Tristan mengakhiri presentasinya dengan tatapan langsung ke lawan bicaranya, "Bagaimana, Pak Erza? Apa Anda setuju dengan usulan kami ini?"
Erza mengangguk pelan, menyandarkan tubuhnya dengan santai.
"Bagus, boleh lah. Boleh untuk dipertimbangkan." Senyum tipis menghiasi wajahnya, namun tak sepenuhnya meyakinkan.
Kemudian, Erza menegakkan tubuhnya dan berdiri.
"Tapi maaf, sepertinya waktu saya sudah habis. Aku masih ada urusan yang lain. Nanti sekretarisku yang akan menghubungi kalian lagi mengenai kelanjutannya." Nada bicaranya profesional, namun terkesan menggantung.
Sellina menatap Erza dengan bingung. Ia tak habis pikir bagaimana mungkin Erza memperlakukan klien seperti itu. Tidak memberikan jawaban pasti, seolah sengaja menggantungkan harapan mereka. Sebuah taktik yang sulit dipahami.

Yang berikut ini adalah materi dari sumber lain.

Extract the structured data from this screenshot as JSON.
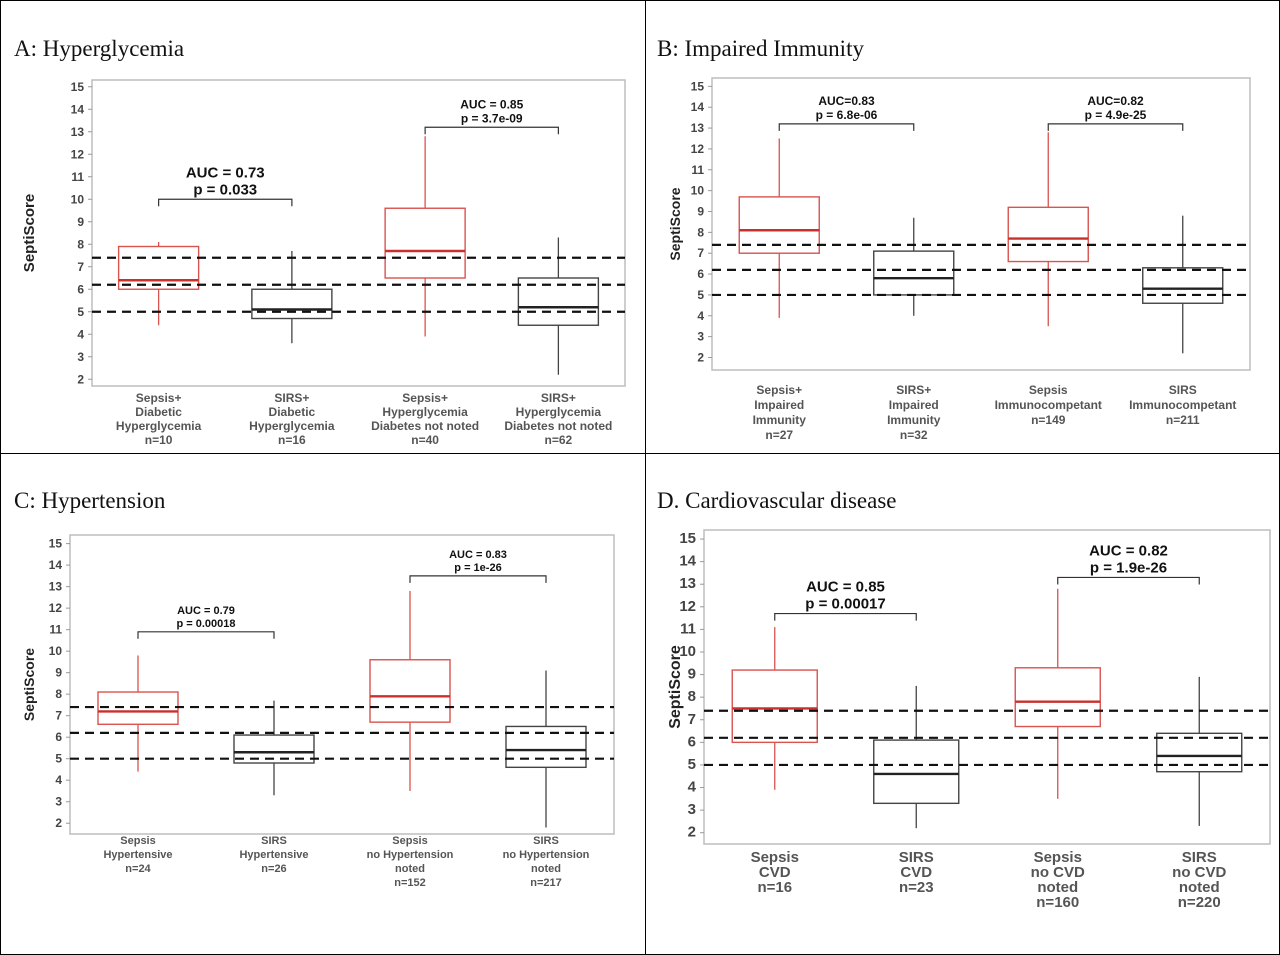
{
  "panels": [
    {
      "id": "A",
      "title": "A: Hyperglycemia",
      "chart_data": {
        "type": "box",
        "ylabel": "SeptiScore",
        "yticks": [
          2,
          3,
          4,
          5,
          6,
          7,
          8,
          9,
          10,
          11,
          12,
          13,
          14,
          15
        ],
        "ylim": [
          1.7,
          15.3
        ],
        "reference_lines": [
          5.0,
          6.2,
          7.4
        ],
        "groups": [
          {
            "label_lines": [
              "Sepsis+",
              "Diabetic",
              "Hyperglycemia",
              "n=10"
            ],
            "color": "#d9534f",
            "median_color": "#c9302c",
            "whisker_low": 4.4,
            "q1": 6.0,
            "median": 6.4,
            "q3": 7.9,
            "whisker_high": 8.1
          },
          {
            "label_lines": [
              "SIRS+",
              "Diabetic",
              "Hyperglycemia",
              "n=16"
            ],
            "color": "#444444",
            "median_color": "#222222",
            "whisker_low": 3.6,
            "q1": 4.7,
            "median": 5.1,
            "q3": 6.0,
            "whisker_high": 7.7
          },
          {
            "label_lines": [
              "Sepsis+",
              "Hyperglycemia",
              "Diabetes not noted",
              "n=40"
            ],
            "color": "#d9534f",
            "median_color": "#c9302c",
            "whisker_low": 3.9,
            "q1": 6.5,
            "median": 7.7,
            "q3": 9.6,
            "whisker_high": 12.8
          },
          {
            "label_lines": [
              "SIRS+",
              "Hyperglycemia",
              "Diabetes not noted",
              "n=62"
            ],
            "color": "#444444",
            "median_color": "#222222",
            "whisker_low": 2.2,
            "q1": 4.4,
            "median": 5.2,
            "q3": 6.5,
            "whisker_high": 8.3
          }
        ],
        "comparisons": [
          {
            "from": 0,
            "to": 1,
            "y": 10.0,
            "auc": "AUC = 0.73",
            "p": "p = 0.033",
            "size": 15
          },
          {
            "from": 2,
            "to": 3,
            "y": 13.2,
            "auc": "AUC = 0.85",
            "p": "p = 3.7e-09",
            "size": 12
          }
        ]
      }
    },
    {
      "id": "B",
      "title": "B: Impaired Immunity",
      "chart_data": {
        "type": "box",
        "ylabel": "SeptiScore",
        "yticks": [
          2,
          3,
          4,
          5,
          6,
          7,
          8,
          9,
          10,
          11,
          12,
          13,
          14,
          15
        ],
        "ylim": [
          1.4,
          15.4
        ],
        "reference_lines": [
          5.0,
          6.2,
          7.4
        ],
        "groups": [
          {
            "label_lines": [
              "Sepsis+",
              "Impaired",
              "Immunity",
              "n=27"
            ],
            "color": "#d9534f",
            "median_color": "#c9302c",
            "whisker_low": 3.9,
            "q1": 7.0,
            "median": 8.1,
            "q3": 9.7,
            "whisker_high": 12.5
          },
          {
            "label_lines": [
              "SIRS+",
              "Impaired",
              "Immunity",
              "n=32"
            ],
            "color": "#444444",
            "median_color": "#222222",
            "whisker_low": 4.0,
            "q1": 5.0,
            "median": 5.8,
            "q3": 7.1,
            "whisker_high": 8.7
          },
          {
            "label_lines": [
              "Sepsis",
              "Immunocompetant",
              "n=149"
            ],
            "color": "#d9534f",
            "median_color": "#c9302c",
            "whisker_low": 3.5,
            "q1": 6.6,
            "median": 7.7,
            "q3": 9.2,
            "whisker_high": 12.8
          },
          {
            "label_lines": [
              "SIRS",
              "Immunocompetant",
              "n=211"
            ],
            "color": "#444444",
            "median_color": "#222222",
            "whisker_low": 2.2,
            "q1": 4.6,
            "median": 5.3,
            "q3": 6.3,
            "whisker_high": 8.8
          }
        ],
        "comparisons": [
          {
            "from": 0,
            "to": 1,
            "y": 13.2,
            "auc": "AUC=0.83",
            "p": "p = 6.8e-06",
            "size": 12
          },
          {
            "from": 2,
            "to": 3,
            "y": 13.2,
            "auc": "AUC=0.82",
            "p": "p = 4.9e-25",
            "size": 12
          }
        ]
      }
    },
    {
      "id": "C",
      "title": "C: Hypertension",
      "chart_data": {
        "type": "box",
        "ylabel": "SeptiScore",
        "yticks": [
          2,
          3,
          4,
          5,
          6,
          7,
          8,
          9,
          10,
          11,
          12,
          13,
          14,
          15
        ],
        "ylim": [
          1.5,
          15.4
        ],
        "reference_lines": [
          5.0,
          6.2,
          7.4
        ],
        "groups": [
          {
            "label_lines": [
              "Sepsis",
              "Hypertensive",
              "n=24"
            ],
            "color": "#d9534f",
            "median_color": "#c9302c",
            "whisker_low": 4.4,
            "q1": 6.6,
            "median": 7.2,
            "q3": 8.1,
            "whisker_high": 9.8
          },
          {
            "label_lines": [
              "SIRS",
              "Hypertensive",
              "n=26"
            ],
            "color": "#444444",
            "median_color": "#222222",
            "whisker_low": 3.3,
            "q1": 4.8,
            "median": 5.3,
            "q3": 6.1,
            "whisker_high": 7.7
          },
          {
            "label_lines": [
              "Sepsis",
              "no Hypertension",
              "noted",
              "n=152"
            ],
            "color": "#d9534f",
            "median_color": "#c9302c",
            "whisker_low": 3.5,
            "q1": 6.7,
            "median": 7.9,
            "q3": 9.6,
            "whisker_high": 12.8
          },
          {
            "label_lines": [
              "SIRS",
              "no Hypertension",
              "noted",
              "n=217"
            ],
            "color": "#444444",
            "median_color": "#222222",
            "whisker_low": 1.8,
            "q1": 4.6,
            "median": 5.4,
            "q3": 6.5,
            "whisker_high": 9.1
          }
        ],
        "comparisons": [
          {
            "from": 0,
            "to": 1,
            "y": 10.9,
            "auc": "AUC = 0.79",
            "p": "p = 0.00018",
            "size": 11
          },
          {
            "from": 2,
            "to": 3,
            "y": 13.5,
            "auc": "AUC = 0.83",
            "p": "p = 1e-26",
            "size": 11
          }
        ]
      }
    },
    {
      "id": "D",
      "title": "D. Cardiovascular disease",
      "chart_data": {
        "type": "box",
        "ylabel": "SeptiScore",
        "yticks": [
          2,
          3,
          4,
          5,
          6,
          7,
          8,
          9,
          10,
          11,
          12,
          13,
          14,
          15
        ],
        "ylim": [
          1.5,
          15.4
        ],
        "reference_lines": [
          5.0,
          6.2,
          7.4
        ],
        "groups": [
          {
            "label_lines": [
              "Sepsis",
              "CVD",
              "n=16"
            ],
            "color": "#d9534f",
            "median_color": "#c9302c",
            "whisker_low": 3.9,
            "q1": 6.0,
            "median": 7.5,
            "q3": 9.2,
            "whisker_high": 11.1
          },
          {
            "label_lines": [
              "SIRS",
              "CVD",
              "n=23"
            ],
            "color": "#444444",
            "median_color": "#222222",
            "whisker_low": 2.2,
            "q1": 3.3,
            "median": 4.6,
            "q3": 6.1,
            "whisker_high": 8.5
          },
          {
            "label_lines": [
              "Sepsis",
              "no CVD",
              "noted",
              "n=160"
            ],
            "color": "#d9534f",
            "median_color": "#c9302c",
            "whisker_low": 3.5,
            "q1": 6.7,
            "median": 7.8,
            "q3": 9.3,
            "whisker_high": 12.8
          },
          {
            "label_lines": [
              "SIRS",
              "no CVD",
              "noted",
              "n=220"
            ],
            "color": "#444444",
            "median_color": "#222222",
            "whisker_low": 2.3,
            "q1": 4.7,
            "median": 5.4,
            "q3": 6.4,
            "whisker_high": 8.9
          }
        ],
        "comparisons": [
          {
            "from": 0,
            "to": 1,
            "y": 11.7,
            "auc": "AUC = 0.85",
            "p": "p = 0.00017",
            "size": 15
          },
          {
            "from": 2,
            "to": 3,
            "y": 13.3,
            "auc": "AUC = 0.82",
            "p": "p = 1.9e-26",
            "size": 15
          }
        ]
      }
    }
  ]
}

Tristan langsung berdiri, ekspresinya menunjukkan ketidakpuasan yang mendalam. "Apa maksudnya ini? Kau menolak kami setelah aku menjelaskan panjang lebar, hah!" Nada bicaranya meninggi.
Erza menatap Tristan dengan dingin, sorot matanya tajam dan tak gentar. "Santai. Aku gak bilang nolak, loh. Cuma, aku juga harus mengikuti prosedur yang ada. Hotel ini melibatkan banyak pihak, bukan hanya aku. Jadi, aku harus meminta persetujuan dari yang lain. Bersabarlah, Sellina akan menghubungi kalian lagi, kok."
Tanpa menunggu jawaban, Erza berbalik dan berjalan menuju pintu.
"Sellina, ayo pergi," ajaknya singkat, meninggalkan Tristan yang masih terpaku dengan ekspresi tak percaya.
Sellina bergegas mengejar Erza, langkahnya tergesa-gesa berusaha mengimbangi langkah lebar atasannya itu. Pikirannya dipenuhi pertanyaan dan kekhawatiran.
Dengan wajah tak puas, Sellina akhirnya memberanikan diri bertanya, "Kenapa Pak Erza melakukan itu?" tanya Sellina dengan nada bicara hati-hati, namun jelas menunjukkan ketidaksetujuannya terhadap sikap Erza sebelumnya.
Erza menggeleng pelan, seakan tak percaya dengan keberanian Sellina yang bertanya terus terang seperti itu. Ia menghentikan langkahnya di depan lift yang sepi.
Tiba-tiba, Erza berbalik dengan cepat, membuat Sellina sedikit terkejut. "Apa kau emang secerewet ini, ya? Kau belum pernah kerja jadi sekretaris sebelumnya, kan? Jadi kau gak tau apa yang boleh dan gak boleh kau lakukan."
"Kau ... dapat keberanian itu dari mana, sih?" Erza berjalan mendekat, hingga tubuh Sellina menempel di dinding lift.